Sales of various auto companies have begun to improve from July, after reports of reaching almost zero during the full-fledged lockdown enforced as a result of the coronavirus pandemic in March-June this year.
This was the first time in the history of the Indian auto sector that all manufacturing plants had completely shut down operations during the lockdown months.
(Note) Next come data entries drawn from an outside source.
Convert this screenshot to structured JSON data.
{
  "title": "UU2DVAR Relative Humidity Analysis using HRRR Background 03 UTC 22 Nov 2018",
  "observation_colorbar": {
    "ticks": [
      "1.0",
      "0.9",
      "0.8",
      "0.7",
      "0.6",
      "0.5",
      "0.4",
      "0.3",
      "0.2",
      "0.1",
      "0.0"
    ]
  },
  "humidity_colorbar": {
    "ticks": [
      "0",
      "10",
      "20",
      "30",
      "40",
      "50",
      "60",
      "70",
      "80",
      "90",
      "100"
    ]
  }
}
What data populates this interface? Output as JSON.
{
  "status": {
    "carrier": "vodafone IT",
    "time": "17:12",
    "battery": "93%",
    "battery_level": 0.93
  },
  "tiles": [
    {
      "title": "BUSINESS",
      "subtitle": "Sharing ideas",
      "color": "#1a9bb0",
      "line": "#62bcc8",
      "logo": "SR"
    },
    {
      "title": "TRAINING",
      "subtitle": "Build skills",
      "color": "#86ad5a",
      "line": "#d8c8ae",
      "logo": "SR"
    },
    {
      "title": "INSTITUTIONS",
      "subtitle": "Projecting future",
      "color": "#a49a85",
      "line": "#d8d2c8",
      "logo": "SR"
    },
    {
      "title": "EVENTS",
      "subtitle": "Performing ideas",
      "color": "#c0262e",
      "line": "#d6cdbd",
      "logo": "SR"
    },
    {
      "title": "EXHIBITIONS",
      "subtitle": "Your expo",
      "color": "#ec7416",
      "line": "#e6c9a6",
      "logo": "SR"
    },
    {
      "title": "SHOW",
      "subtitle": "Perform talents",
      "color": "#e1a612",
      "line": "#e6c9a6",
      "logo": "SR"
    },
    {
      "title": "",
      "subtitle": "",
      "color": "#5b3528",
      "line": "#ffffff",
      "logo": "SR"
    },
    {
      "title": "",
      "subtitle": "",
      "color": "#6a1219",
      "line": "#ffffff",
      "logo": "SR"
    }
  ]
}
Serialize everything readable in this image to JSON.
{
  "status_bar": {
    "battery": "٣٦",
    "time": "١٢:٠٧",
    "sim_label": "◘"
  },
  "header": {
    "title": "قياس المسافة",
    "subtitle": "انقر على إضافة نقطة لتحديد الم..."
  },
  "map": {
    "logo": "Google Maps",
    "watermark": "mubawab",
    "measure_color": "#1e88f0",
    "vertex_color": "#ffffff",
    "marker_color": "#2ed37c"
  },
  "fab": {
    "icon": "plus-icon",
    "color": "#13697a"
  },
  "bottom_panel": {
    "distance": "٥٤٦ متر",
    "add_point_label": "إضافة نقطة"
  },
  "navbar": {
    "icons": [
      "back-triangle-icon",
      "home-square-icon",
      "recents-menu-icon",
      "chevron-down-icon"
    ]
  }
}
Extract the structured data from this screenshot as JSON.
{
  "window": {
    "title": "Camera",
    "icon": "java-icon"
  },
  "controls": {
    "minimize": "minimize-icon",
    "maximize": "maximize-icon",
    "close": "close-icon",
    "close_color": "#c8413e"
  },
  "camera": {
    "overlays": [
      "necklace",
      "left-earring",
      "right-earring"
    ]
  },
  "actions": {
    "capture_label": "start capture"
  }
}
A sharp decline in the growth of the auto component industry also emerged as a result, as OEM (original equipment manufacturers) sales slumped with declining two- and four-wheeler sales.
Earlier this month, the Automotive Component Manufacturers Association of India (ACMA) announced a decline of 11.7% in the turnover of the automotive component industry for the fiscal year 2019-2020, over the preceding year.
Demand for PP impact copolymer was affected as a result, as it is widely used in automotive components such as bumpers, door trims and instrument panels.
India PP copolymer imports
Source: Indian Commerce
Although automobiles see the usage of several different types of plastics in a single vehicle, PP alone accounts for 30-50% of all the plastic materials, due to its mechanical properties and mouldability.
July was deemed as a month of recovery, as many manufacturing plants across India resumed operations, even if not at full capacities.
According to industry sources, auto sales figures for July rose over the previous month, lending some stronger expectations of the sector’s performance in the second half of 2020, even though year-on-year growth figures were less encouraging.
The festive season in India that begins in August is likely to see this trend sustaining, with expectations of passenger vehicle sales staying strong until Diwali.
“Auto companies in India have asked OEM manufacturers to gear up to an uptick in orders, as they project strong two-and four-wheeler sales in the run-up to Diwali,” an Indian PP copolymer importer said.
One of the major drivers for this demand resurgence, according to the importer, is the lack of consumer comfort and confidence in usage of public transport during the pandemic.
“People have been saving more and spending conservatively during the lockdown months, which means there is more money available to spend on a car or a motorcycle,” the importer said.
According to one regional trader, job losses in the polymer industry were relatively limited compared with many other industries in the country.
Although banks continue to be conservative after the Yes Bank crisis earlier this year, consumer lending has not seen significant impacts provided sound credit history and regular payment cycles, the trader said.
There remains cautious optimism on the demand trajectory going forward, but production plans and supply chains have the opportunity to become more agile and adapt to the new market conditions, according to market sources.